In the mold remediation world, because we’re such fun-loving types, we’ve got a recipe for mold remediation called the “HEPA Sandwich”. You’d love it. As mold experts, we establish containment wherever necessary; before a fully suited remediation professional HEPA vacs the affected surface, damp wipes said surface, and then HEPA vacs again.
Somewhere along the way the secret recipe has been getting a sly adjustment.
In fact, the sandwich has fallen apart altogether – more like an open face, now. This new recipe is now “HEPA, HEPA, Damp Wipe”.
A small change, and possibly insignificant. But the goal is the same – we’re trying to remove (not kill) the mold. The HEPA vac is a negative pressure chamber and it removes loose spores from hard surfaces.
The damp wipe step removes what else you can get off simply from that hard surface before repeating the steps.
In real life, there’s an abrasion step between the two HEPA steps. As long as the moldy hard surface (mold on lumber, for example) is dry, the IICRC S520 recommends that the surface is sanded or otherwise abraded, before the second HEPA vac, and the final damp wipe to collect residual mold spores.

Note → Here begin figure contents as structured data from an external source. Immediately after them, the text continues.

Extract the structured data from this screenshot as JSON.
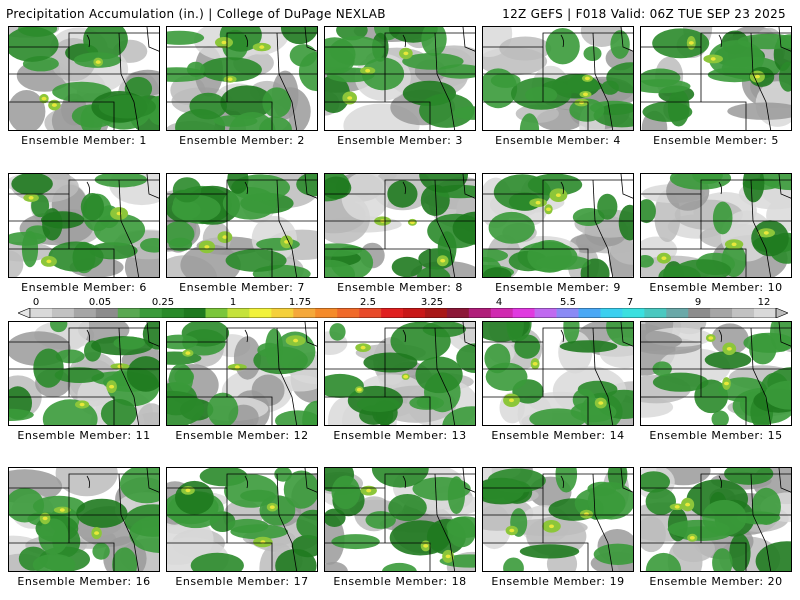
{
  "header": {
    "left": "Precipitation Accumulation (in.) | College of DuPage NEXLAB",
    "right": "12Z GEFS | F018 Valid: 06Z TUE SEP 23 2025"
  },
  "panels": [
    {
      "label": "Ensemble Member: 1"
    },
    {
      "label": "Ensemble Member: 2"
    },
    {
      "label": "Ensemble Member: 3"
    },
    {
      "label": "Ensemble Member: 4"
    },
    {
      "label": "Ensemble Member: 5"
    },
    {
      "label": "Ensemble Member: 6"
    },
    {
      "label": "Ensemble Member: 7"
    },
    {
      "label": "Ensemble Member: 8"
    },
    {
      "label": "Ensemble Member: 9"
    },
    {
      "label": "Ensemble Member: 10"
    },
    {
      "label": "Ensemble Member: 11"
    },
    {
      "label": "Ensemble Member: 12"
    },
    {
      "label": "Ensemble Member: 13"
    },
    {
      "label": "Ensemble Member: 14"
    },
    {
      "label": "Ensemble Member: 15"
    },
    {
      "label": "Ensemble Member: 16"
    },
    {
      "label": "Ensemble Member: 17"
    },
    {
      "label": "Ensemble Member: 18"
    },
    {
      "label": "Ensemble Member: 19"
    },
    {
      "label": "Ensemble Member: 20"
    }
  ],
  "colorbar": {
    "labels": [
      "0",
      "0.05",
      "0.25",
      "1",
      "1.75",
      "2.5",
      "3.25",
      "4",
      "5.5",
      "7",
      "9",
      "12"
    ],
    "colors": [
      "#d9d9d9",
      "#c2c2c2",
      "#a6a6a6",
      "#8c8c8c",
      "#5aa852",
      "#3a9a3a",
      "#2a8a2a",
      "#1f7a1f",
      "#7bc63a",
      "#c5e23a",
      "#f2f23a",
      "#f5d03a",
      "#f5a83a",
      "#f58a2a",
      "#f06a2a",
      "#e84a2a",
      "#e02020",
      "#c81818",
      "#a81818",
      "#8c1838",
      "#b01e7a",
      "#d02ab0",
      "#e03ae0",
      "#c06af0",
      "#8a8af5",
      "#4aa8f5",
      "#3ad0f0",
      "#3ae0e0",
      "#4ac8c0",
      "#6aa8a8",
      "#8c8c8c",
      "#a6a6a6",
      "#c2c2c2",
      "#d9d9d9"
    ]
  }
}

If you’re ever lucky enough to watch mold under a microscope when a person walks past, you’ll see what appears to be all the mold fly away. Actually, that air movement that was imperceptible to you, was a storm in the mold cup, because these spores are light enough to be carried in the air. Easily moved, and fragile. The roots of mold do not go deep on hard surfaces, so they fly away easily. The HEPA vac step sucks them in before you get too close to be moving them around too much.

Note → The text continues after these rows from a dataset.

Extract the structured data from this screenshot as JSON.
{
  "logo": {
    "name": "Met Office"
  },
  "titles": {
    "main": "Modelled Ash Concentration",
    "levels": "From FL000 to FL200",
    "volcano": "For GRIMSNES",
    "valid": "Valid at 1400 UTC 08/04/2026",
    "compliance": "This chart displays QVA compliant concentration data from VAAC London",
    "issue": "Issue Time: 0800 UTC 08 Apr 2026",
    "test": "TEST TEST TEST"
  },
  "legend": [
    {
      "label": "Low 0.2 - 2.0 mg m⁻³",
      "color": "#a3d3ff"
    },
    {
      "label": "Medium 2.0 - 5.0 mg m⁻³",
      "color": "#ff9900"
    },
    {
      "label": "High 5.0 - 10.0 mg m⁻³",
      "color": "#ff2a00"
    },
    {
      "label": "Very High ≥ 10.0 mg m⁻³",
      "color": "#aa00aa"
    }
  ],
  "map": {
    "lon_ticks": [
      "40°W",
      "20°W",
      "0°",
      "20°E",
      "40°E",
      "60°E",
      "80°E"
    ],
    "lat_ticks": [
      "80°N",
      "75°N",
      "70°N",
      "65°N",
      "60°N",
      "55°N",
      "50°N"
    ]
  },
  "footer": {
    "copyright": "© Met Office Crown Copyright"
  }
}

While we recommend this as the first step in every mold remediation, the practical knowledge is that this recipe is most effective on hard surfaces. Sadly, mold will embed roots in porous surfaces like drywall and cloth.

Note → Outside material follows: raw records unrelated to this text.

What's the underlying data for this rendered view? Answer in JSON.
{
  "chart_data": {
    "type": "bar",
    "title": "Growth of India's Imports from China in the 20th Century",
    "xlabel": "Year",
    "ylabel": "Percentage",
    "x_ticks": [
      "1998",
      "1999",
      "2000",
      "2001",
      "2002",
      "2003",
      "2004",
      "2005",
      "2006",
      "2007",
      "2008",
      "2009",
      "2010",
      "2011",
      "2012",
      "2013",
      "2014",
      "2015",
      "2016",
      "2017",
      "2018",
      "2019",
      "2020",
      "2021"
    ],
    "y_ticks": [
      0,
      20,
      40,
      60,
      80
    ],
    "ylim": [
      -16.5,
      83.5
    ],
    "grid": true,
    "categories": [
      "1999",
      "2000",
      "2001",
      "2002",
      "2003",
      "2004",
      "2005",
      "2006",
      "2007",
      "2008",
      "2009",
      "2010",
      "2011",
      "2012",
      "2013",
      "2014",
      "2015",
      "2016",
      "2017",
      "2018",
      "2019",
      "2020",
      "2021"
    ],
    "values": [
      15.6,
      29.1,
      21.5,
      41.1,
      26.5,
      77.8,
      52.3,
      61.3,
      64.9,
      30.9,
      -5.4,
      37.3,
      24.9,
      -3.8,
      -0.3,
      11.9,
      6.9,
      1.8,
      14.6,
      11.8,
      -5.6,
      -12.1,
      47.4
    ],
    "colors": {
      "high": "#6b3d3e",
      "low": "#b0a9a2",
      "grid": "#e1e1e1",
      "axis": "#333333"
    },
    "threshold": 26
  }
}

When drywall is affected by mold, we remove it 100% of the time. The stud wall behind that drywall may also be affected but would not need to be removed. That hard surface like lumber can have the HEPA, HEPA, Damp Wipe treatment, and may even be sanded or otherwise abraded to physically remove the spores from this substrate.
Those spores then get the HEPA, HEPA, Damp Wipe treatment again, and get sucked or blown into a HEPA filter forever.
All this to get you back to a mold-neutral indoor environment.